Of course, this can neither happen overnight, nor could it be solved by a single organisation independently. A consistent maturity of the broader sector will be needed, including new contract models and procurement routes.

Q: ALEC has always prided itself on being at the forefront of innovation in the industry. Could you comment on the present level of maturity of digital transformation in your organisation?

Having successfully leveraged the latest technologies on several projects we have now been directing our digital transformation inwards. This involves streamlining our processes through digital technologies, tackling interoperability, standardising the information (data) layer, and integrating solutions where required. In doing so, we will inevitably promote technology adoption among our clients and partners, leading to a digital-first mindset across the industry that advances the sector towards greater efficiency, quality, and sustainability.

For example, having successfully achieved the BSI Kitemark ISO 19650 certification for information management using BIM, we are now turning our attention to other areas where we can leverage digital solutions to enhance operations. We are currently deploying a new Enterprise Resource Planning (ERP) system that will digitalise our internal processes to enhance business intelligence through analytics and reporting.

You’ve mentioned ALEC’s drive towards data standardisation. Could you share insight into what the actual solutions are that makes this possible?

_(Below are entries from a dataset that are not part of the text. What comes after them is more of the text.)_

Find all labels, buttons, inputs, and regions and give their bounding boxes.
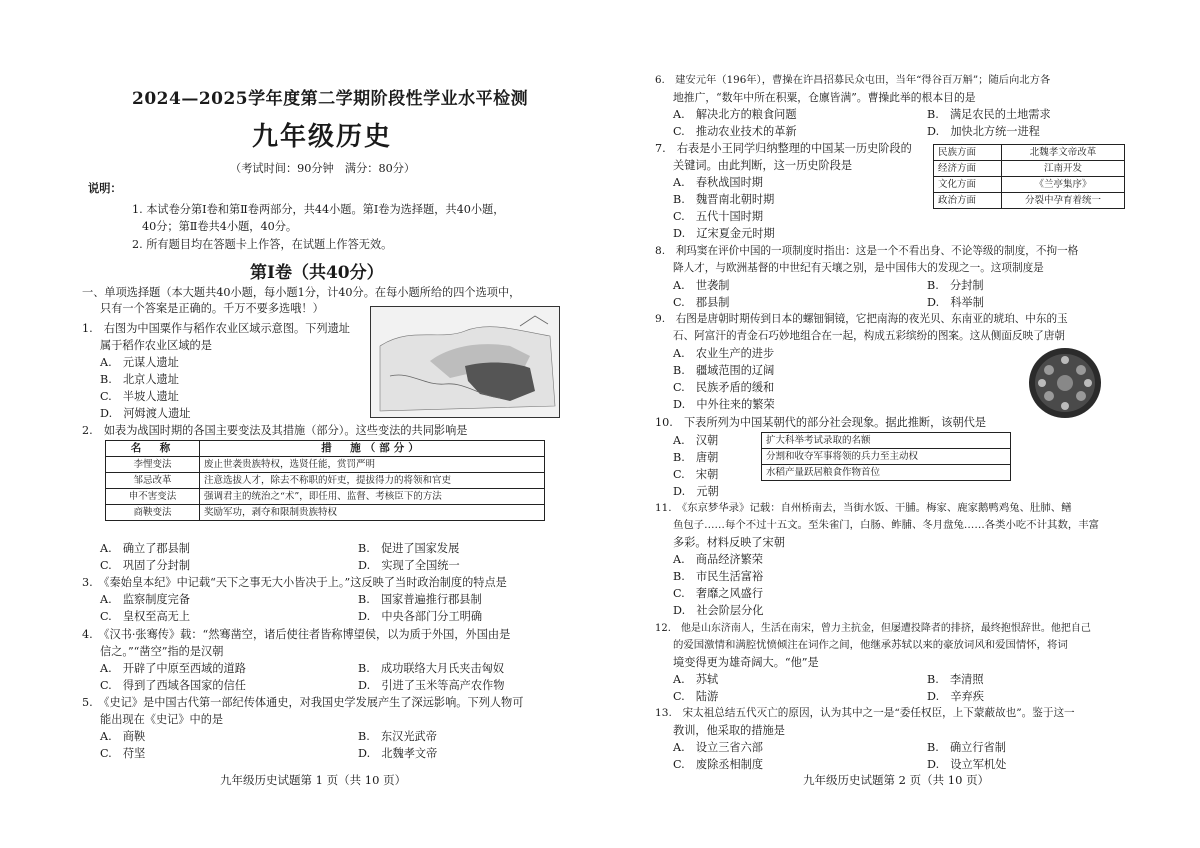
table-row (106, 457, 545, 473)
table-cell: 强调君主的统治之“术”，即任用、监督、考核臣下的方法 (200, 489, 545, 505)
q7-option: A. 春秋战国时期 (673, 176, 763, 189)
note-line: 2. 所有题目均在答题卡上作答，在试题上作答无效。 (132, 238, 393, 251)
rice-millet-map-image (370, 306, 560, 418)
q5-option: B. 东汉光武帝 (358, 730, 437, 743)
q6-option: C. 推动农业技术的革新 (673, 125, 797, 138)
q6-option: D. 加快北方统一进程 (927, 125, 1040, 138)
q2-option: A. 确立了郡县制 (100, 542, 190, 555)
section-intro: 只有一个答案是正确的。千万不要多选哦！） (100, 302, 324, 315)
table-cell: 江南开发 (1002, 161, 1125, 177)
table-cell: 商鞅变法 (106, 505, 200, 521)
q11-stem: 多彩。材料反映了宋朝 (673, 536, 785, 549)
exam-info: （考试时间：90分钟 满分：80分） (230, 162, 416, 175)
table-row (762, 465, 1011, 481)
q13-option: A. 设立三省六部 (673, 741, 763, 754)
table-cell: 文化方面 (934, 177, 1002, 193)
table-cell: 注意选拔人才，除去不称职的奸吏，提拔得力的将领和官吏 (200, 473, 545, 489)
q1-stem: 属于稻作农业区域的是 (100, 339, 212, 352)
table-cell: 北魏孝文帝改革 (1002, 145, 1125, 161)
table-row (106, 489, 545, 505)
q4-option: B. 成功联络大月氏夹击匈奴 (358, 662, 505, 675)
table-header: 措 施（部分） (200, 441, 545, 457)
page-footer: 九年级历史试题第 2 页（共 10 页） (803, 773, 990, 787)
q3-stem: 3. 《秦始皇本纪》中记载“天下之事无大小皆决于上。”这反映了当时政治制度的特点是 (82, 576, 507, 589)
table-header: 名 称 (106, 441, 200, 457)
table-cell: 申不害变法 (106, 489, 200, 505)
exam-title: 2024—2025学年度第二学期阶段性学业水平检测 (132, 89, 529, 109)
table-row (106, 473, 545, 489)
q4-stem: 4. 《汉书·张骞传》载：“然骞凿空，诸后使往者皆称博望侯，以为质于外国，外国由是 (82, 628, 511, 641)
q3-option: A. 监察制度完备 (100, 593, 190, 606)
q8-option: A. 世袭制 (673, 279, 730, 292)
q7-option: D. 辽宋夏金元时期 (673, 227, 775, 240)
q1-stem: 1. 右图为中国粟作与稻作农业区域示意图。下列遗址 (82, 322, 350, 335)
q2-option: B. 促进了国家发展 (358, 542, 460, 555)
q5-stem: 5. 《史记》是中国古代第一部纪传体通史，对我国史学发展产生了深远影响。下列人物可 (82, 696, 524, 709)
q8-option: C. 郡县制 (673, 296, 730, 309)
q13-option: B. 确立行省制 (927, 741, 1006, 754)
subject-title: 九年级历史 (252, 122, 393, 152)
q6-option: B. 满足农民的土地需求 (927, 108, 1051, 121)
q11-stem: 11. 《东京梦华录》记载：自州桥南去，当街水饭、干脯。梅家、鹿家鹅鸭鸡兔、肚肺、鳝 (655, 502, 1072, 514)
q9-option: C. 民族矛盾的缓和 (673, 381, 775, 394)
table-cell: 奖励军功，剥夺和限制贵族特权 (200, 505, 545, 521)
table-cell: 民族方面 (934, 145, 1002, 161)
q13-stem: 13. 宋太祖总结五代灭亡的原因，认为其中之一是“委任权臣，上下蒙蔽故也”。鉴于这一 (655, 707, 1075, 719)
q4-option: C. 得到了西域各国家的信任 (100, 679, 246, 692)
q4-option: A. 开辟了中原至西域的道路 (100, 662, 246, 675)
q2-option: C. 巩固了分封制 (100, 559, 191, 572)
q12-stem: 12. 他是山东济南人，生活在南宋，曾力主抗金，但屡遭投降者的排挤，最终抱恨辞世。他把自己 (655, 623, 1091, 634)
q11-option: D. 社会阶层分化 (673, 604, 764, 617)
note-line: 40分；第Ⅱ卷共4小题，40分。 (142, 220, 298, 233)
table-row (934, 193, 1125, 209)
q11-option: C. 奢靡之风盛行 (673, 587, 764, 600)
section-title: 第Ⅰ卷（共40分） (250, 263, 384, 283)
q10-option: B. 唐朝 (673, 451, 719, 464)
q9-stem: 9. 右图是唐朝时期传到日本的螺钿铜镜，它把南海的夜光贝、东南亚的琥珀、中东的玉 (655, 313, 1068, 325)
exam-page-2 (655, 0, 1135, 848)
q1-option: D. 河姆渡人遗址 (100, 407, 191, 420)
q6-option: A. 解决北方的粮食问题 (673, 108, 797, 121)
table-row (762, 433, 1011, 449)
q12-option: C. 陆游 (673, 690, 719, 703)
q10-option: A. 汉朝 (673, 434, 719, 447)
section-intro: 一、单项选择题（本大题共40小题，每小题1分，计40分。在每小题所给的四个选项中， (82, 286, 521, 299)
q5-option: A. 商鞅 (100, 730, 146, 743)
q7-stem: 7. 右表是小王同学归纳整理的中国某一历史阶段的 (655, 142, 912, 155)
q4-option: D. 引进了玉米等高产农作物 (358, 679, 505, 692)
table-row (934, 161, 1125, 177)
table-cell: 废止世袭贵族特权，选贤任能，赏罚严明 (200, 457, 545, 473)
table-cell: 政治方面 (934, 193, 1002, 209)
q1-option: B. 北京人遗址 (100, 373, 179, 386)
q5-option: C. 苻坚 (100, 747, 146, 760)
table-row (106, 505, 545, 521)
q10-phenomena-table (761, 432, 1011, 481)
q3-option: D. 中央各部门分工明确 (358, 610, 483, 623)
bronze-mirror-image (1027, 346, 1103, 420)
table-cell: 《兰亭集序》 (1002, 177, 1125, 193)
notes-label: 说明： (88, 181, 122, 195)
exam-page-1 (60, 0, 560, 848)
q13-option: C. 废除丞相制度 (673, 758, 764, 771)
q2-reform-table (105, 440, 545, 521)
q7-option: B. 魏晋南北朝时期 (673, 193, 775, 206)
q9-option: B. 疆域范围的辽阔 (673, 364, 775, 377)
table-row (934, 177, 1125, 193)
q1-option: A. 元谋人遗址 (100, 356, 179, 369)
q7-stem: 关键词。由此判断，这一历史阶段是 (673, 159, 853, 172)
q10-stem: 10. 下表所列为中国某朝代的部分社会现象。据此推断，该朝代是 (655, 416, 987, 429)
q3-option: B. 国家普遍推行郡县制 (358, 593, 482, 606)
table-row (934, 145, 1125, 161)
q2-option: D. 实现了全国统一 (358, 559, 460, 572)
table-cell: 分割和收夺军事将领的兵力至主动权 (762, 449, 1011, 465)
table-cell: 扩大科举考试录取的名额 (762, 433, 1011, 449)
q11-option: B. 市民生活富裕 (673, 570, 764, 583)
q5-option: D. 北魏孝文帝 (358, 747, 438, 760)
q9-option: D. 中外往来的繁荣 (673, 398, 775, 411)
q6-stem: 地推广，“数年中所在积粟，仓廪皆满”。曹操此举的根本目的是 (673, 91, 976, 104)
table-cell: 经济方面 (934, 161, 1002, 177)
q1-option: C. 半坡人遗址 (100, 390, 179, 403)
table-row (762, 449, 1011, 465)
q12-option: A. 苏轼 (673, 673, 719, 686)
q12-stem: 的爱国激情和满腔忧愤倾注在词作之间，他继承苏轼以来的豪放词风和爱国情怀，将词 (673, 639, 1068, 651)
q10-option: C. 宋朝 (673, 468, 719, 481)
q8-stem: 8. 利玛窦在评价中国的一项制度时指出：这是一个不看出身、不论等级的制度，不拘一格 (655, 245, 1079, 257)
q9-option: A. 农业生产的进步 (673, 347, 775, 360)
q8-option: B. 分封制 (927, 279, 984, 292)
table-cell: 邹忌改革 (106, 473, 200, 489)
q11-option: A. 商品经济繁荣 (673, 553, 763, 566)
q12-option: B. 李清照 (927, 673, 984, 686)
q7-keyword-table (933, 144, 1125, 209)
q12-stem: 境变得更为雄奇阔大。“他”是 (673, 656, 819, 669)
q10-option: D. 元朝 (673, 485, 719, 498)
q9-stem: 石、阿富汗的青金石巧妙地组合在一起，构成五彩缤纷的图案。这从侧面反映了唐朝 (673, 330, 1065, 342)
q4-stem: 信之。”“凿空”指的是汉朝 (100, 645, 224, 658)
table-cell: 分裂中孕育着统一 (1002, 193, 1125, 209)
q8-option: D. 科举制 (927, 296, 984, 309)
table-header-row (106, 441, 545, 457)
table-cell: 李悝变法 (106, 457, 200, 473)
table-cell: 水稻产量跃居粮食作物首位 (762, 465, 1011, 481)
q6-stem: 6. 建安元年（196年），曹操在许昌招募民众屯田，当年“得谷百万斛”；随后向北方各 (655, 74, 1051, 86)
q5-stem: 能出现在《史记》中的是 (100, 713, 224, 726)
q3-option: C. 皇权至高无上 (100, 610, 191, 623)
q2-stem: 2. 如表为战国时期的各国主要变法及其措施（部分）。这些变法的共同影响是 (82, 424, 468, 437)
q8-stem: 降人才，与欧洲基督的中世纪有天壤之别，是中国伟大的发现之一。这项制度是 (673, 262, 1044, 274)
page-footer: 九年级历史试题第 1 页（共 10 页） (220, 773, 407, 787)
q7-option: C. 五代十国时期 (673, 210, 764, 223)
note-line: 1. 本试卷分第Ⅰ卷和第Ⅱ卷两部分，共44小题。第Ⅰ卷为选择题，共40小题， (132, 203, 505, 216)
q12-option: D. 辛弃疾 (927, 690, 984, 703)
q13-stem: 教训，他采取的措施是 (673, 724, 785, 737)
q11-stem: 鱼包子……每个不过十五文。至朱雀门，白肠、鲊脯、冬月盘兔……各类小吃不计其数，丰富 (673, 519, 1100, 531)
q13-option: D. 设立军机处 (927, 758, 1007, 771)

A: We have brought two significant technologies into our software stack as part of a standardisation/refinement initiative.  The first is Revizto, a collaboration technology which connects 2D, 3D and coordination issue management. Given the size and complexity of the projects that ALEC delivers, this has proved to be ‘best in class’ for these capabilities.

We have also been busy implementing Morta, a cloud-based database for developing online, dynamic resources (documentation) to act as an information hub, and single source of truth on our projects.  All of our ISO 19650-2 aligned templates are built in Morta, and we can start to automate processes such as connecting information delivery plans to Common Data Environment (CDE) solutions to monitor/track and report.  Morta is also impressively scalable and I’m working with some of our other departments to explore how we could extend its benefits to their operations as well.

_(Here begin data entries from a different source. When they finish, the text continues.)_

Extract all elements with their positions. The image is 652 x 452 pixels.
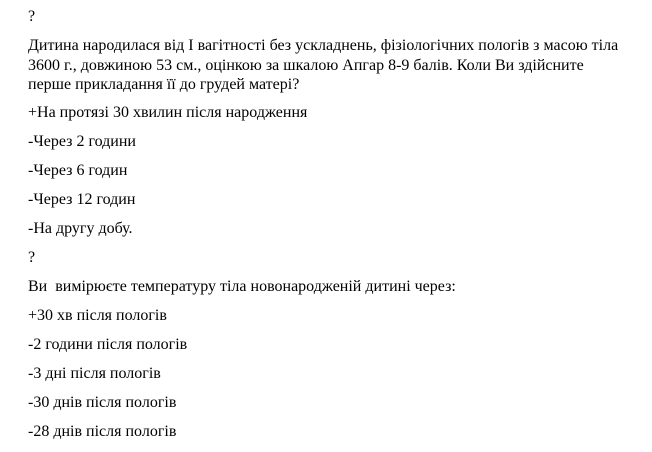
answer-option: -30 днів після пологів [28,393,177,411]
answer-option: -2 години після пологів [28,335,188,353]
answer-option: -Через 12 годин [28,190,136,208]
question-marker: ? [28,8,36,25]
question-text: Дитина народилася від І вагітності без ускладнень, фізіологічних пологів з масою тіла 3600 г., довжиною 53 см., оцінкою за шкалою Апгар 8-9 балів. Коли Ви здійсните перше прикладання її до грудей матері? [28,37,619,93]
answer-option: -28 днів після пологів [28,422,177,440]
answer-option: +На протязі 30 хвилин після народження [28,103,308,121]
answer-option: -На другу добу. [28,219,133,237]
answer-option: -Через 2 години [28,132,136,150]
question-marker: ? [28,248,36,266]
question-block [28,248,628,442]
question-text: Ви вимірюєте температуру тіла новонародженій дитині через: [28,277,456,295]
question-block [28,7,628,238]
answer-option: -3 дні після пологів [28,364,161,382]
answer-option: -Через 6 годин [28,161,128,179]
answer-option: +30 хв після пологів [28,306,167,324]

Are there any particular software solutions or tools that have caught your attention?

ALEC uses Synchro for construction simulation, but are currently evaluating Fuzor which looks like a really good alternative. Its animation functionality means you can almost use it for work-winning simulations and as a proper sequencing tool for construction too.

And while I’ve just mentioned it, I believe it’s worth mentioning again – Morta. We’ve built all our ISO 19650 resources using Morta’s online platform for tables and documents rather than using the traditional Word and Excel. The deeper we dive into it, the better it is. It is proving to be a really powerful tool for us, and is now helping to digitise a number back office and project related processes that aren’t already taken care of in our other systems.

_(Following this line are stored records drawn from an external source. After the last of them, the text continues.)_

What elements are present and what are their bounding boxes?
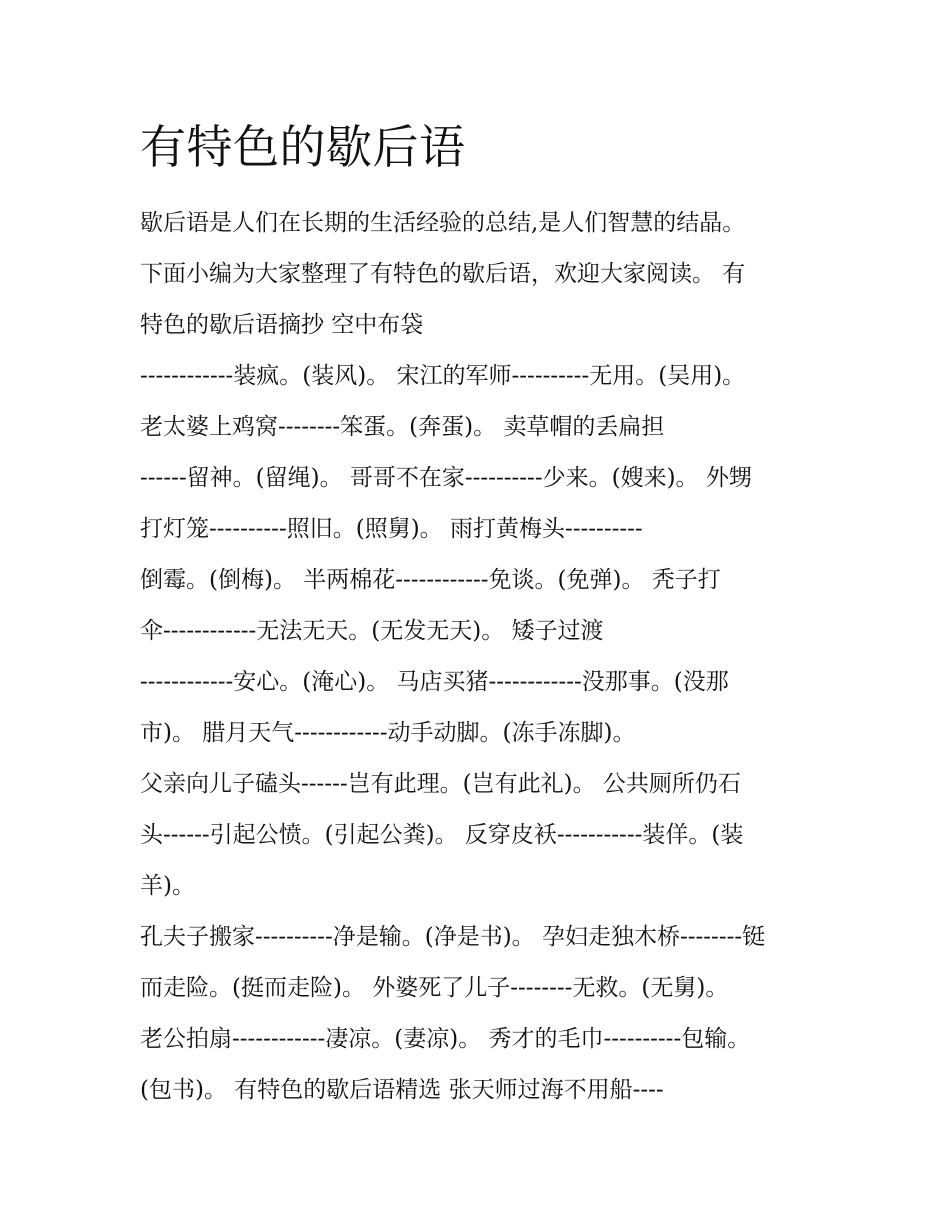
text-line: 打灯笼----------照旧。(照舅)。 雨打黄梅头---------- [140,516,643,542]
text-line: 伞------------无法无天。(无发无天)。 矮子过渡 [140,618,604,644]
text-line: 下面小编为大家整理了有特色的歇后语，欢迎大家阅读。 有 [140,261,746,287]
text-line: 孔夫子搬家----------净是输。(净是书)。 孕妇走独木桥--------铤 [140,924,766,950]
text-line: 而走险。(挺而走险)。 外婆死了儿子--------无救。(无舅)。 [140,975,729,1001]
text-line: 老太婆上鸡窝--------笨蛋。(奔蛋)。 卖草帽的丢扁担 [140,414,665,440]
text-line: 特色的歇后语摘抄 空中布袋 [140,312,424,338]
body-text [140,198,820,1116]
text-line: 歇后语是人们在长期的生活经验的总结,是人们智慧的结晶。 [140,210,746,236]
text-line: 头------引起公愤。(引起公粪)。 反穿皮袄-----------装佯。(装 [140,822,744,848]
text-line: 市)。 腊月天气------------动手动脚。(冻手冻脚)。 [140,720,636,746]
page-title: 有特色的歇后语 [140,120,466,174]
text-line: ------------安心。(淹心)。 马店买猪------------没那事。(没那 [140,669,729,695]
text-line: ------------装疯。(装风)。 宋江的军师----------无用。(吴用)。 [140,363,746,389]
text-line: 老公拍扇------------凄凉。(妻凉)。 秀才的毛巾----------包输。 [140,1026,751,1052]
text-line: 倒霉。(倒梅)。 半两棉花------------免谈。(免弹)。 秃子打 [140,567,721,593]
text-line: ------留神。(留绳)。 哥哥不在家----------少来。(嫂来)。 外甥 [140,465,752,491]
text-line: (包书)。 有特色的歇后语精选 张天师过海不用船---- [140,1077,664,1103]
text-line: 父亲向儿子磕头------岂有此理。(岂有此礼)。 公共厕所仍石 [140,771,741,797]
text-line: 羊)。 [140,873,195,899]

What does the digital innovation roadmap for ALEC look like in the year ahead?

A: The fruition of our digital vision would be the seamless interconnectivity of best-in-class digital solutions and systems such that all data is fluidly available across our enterprise. For example, an initiative we currently have underway at ALEC is to generate real-time progress updates in our project models – made possible through the integration of technologies such as HoloBuilder, laser scans that produce point clouds for Systems Under Test (SUT), and traditional manual data recording.

We will also look to leverage the latest technologies in a meaningful way. As an example, while some may imagine AI to be a sort of all-encompassing solution to critical decision making, at ALEC, we are taking a more practical approach. Our intention is to leverage AI to increase efficiency by automating time-consuming, repetitive processes so our qualified professionals can win time back to focus on high-value tasks.


Ultimately, the focus of our digital transformation efforts links back to our mission of delivering the greatest value possible to our clients.